- Directed by: Brad Peyton
- Written by: Brad Peyton Lee Hoverd
- Produced by: James Mauro
- Starring: Nadia Litz Joshua Close
- Cinematography: Dylan MacLeod
- Edited by: Kathy Weinkauf
- Music by: Philip Stanger
- Release date: 2002;
- Running time: 9 minutes
- Country: Canada
- Language: English
- Budget: $16,000

= Evelyn: The Cutest Evil Dead Girl =

Evelyn: The Cutest Evil Dead Girl is a 2002 black comedy short film directed by Newfoundlander Brad Peyton. It stars Nadia Litz in the title role, and Joshua Close, and is narrated by Maurice Dean Wint. The film is sometimes called Evelyn: The Cutest Evil Dead Girl Ever.

==Plot==

The film is about an evil living dead girl named Evelyn who decides that she needs friends. Her gifts for other girls (including a crow's heart) only scare them. Evelyn then tries to resurrect herself through suicide, after reading a book entitled How to Kill Yourself Back to Life. Her suicide attempts fail; part of the problem is that she wastes her bullets killing birds instead of herself, and she swings on her rope instead of hanging herself. Eventually, one boy (Close) is killed in a bus accident and becomes a living dead friend for her.

==Cast==
- Nadia Litz as Evelyn
- Joshua Close as Devin
- Heidi Ford as Rich Girl 1
- Sarah Kanter as Rich Girl 2
- Sunday Muse as Rich Girl 3
- Maurice Dean Wint as Narrator

==Production==
The film was inspired by Peyton's aunt, who was named Evelyn and one day remarked that no characters are named Evelyn in great films.
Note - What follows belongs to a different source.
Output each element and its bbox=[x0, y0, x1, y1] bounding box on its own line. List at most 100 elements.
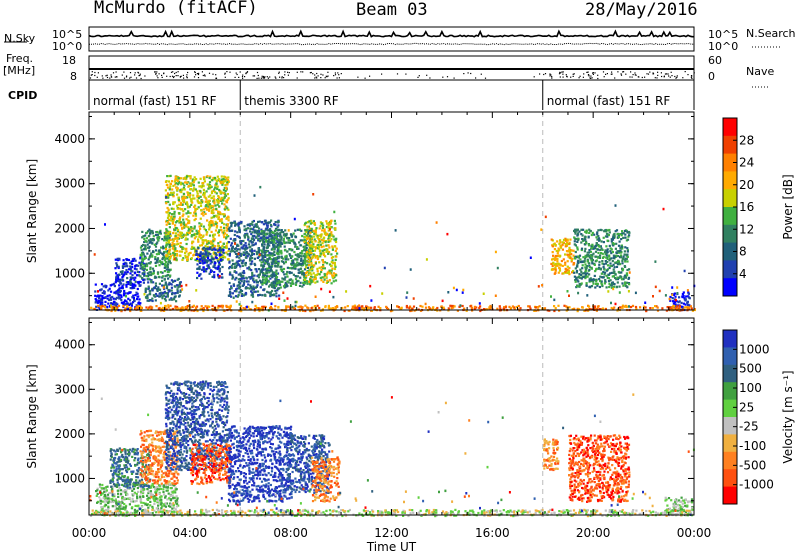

At the time, Peyton was attending the Canadian Film Centre, and the film was produced by the Universal Studios Short Dramatic Film Program. Peyton co-wrote the film and acknowledged it was "very, very Seussian and Tim Burtonish."

Beyond the $16,000 needed to make the film, it had no budget for actors. Thus, Nadia Litz did not receive any money for her performance, saying she instead took the role because she liked the scene where she hangs from a rope. Close explained his acting approach to the film by saying, "It was kind of a silent movie. I had to use Charlie Chaplin expressions and you have to be blunt."

==Reception==
The film was initially shown to Peyton's classmates, who clapped in approval. A filmmaker named Jeremy Podeswa thus suggested Peyton should also show the film to a lawyer in the film business in New York. This allowed the film to be distributed among the filmmaking elite. Evelyn also appeared in the Toronto International Film Festival in 2002.

The film received a music award in the Clermont-Ferrand Short Film Festival in France and an award in the Nodance Film Festival in Utah in 2003. It also won a "Slam Dance Award". In 2004, it was nominated for the Genie Award for Best Live Action Short Drama at the 24th Genie Awards. The film has also played on television on the Canadian series ZeD, and has been described as a "fan-favorite."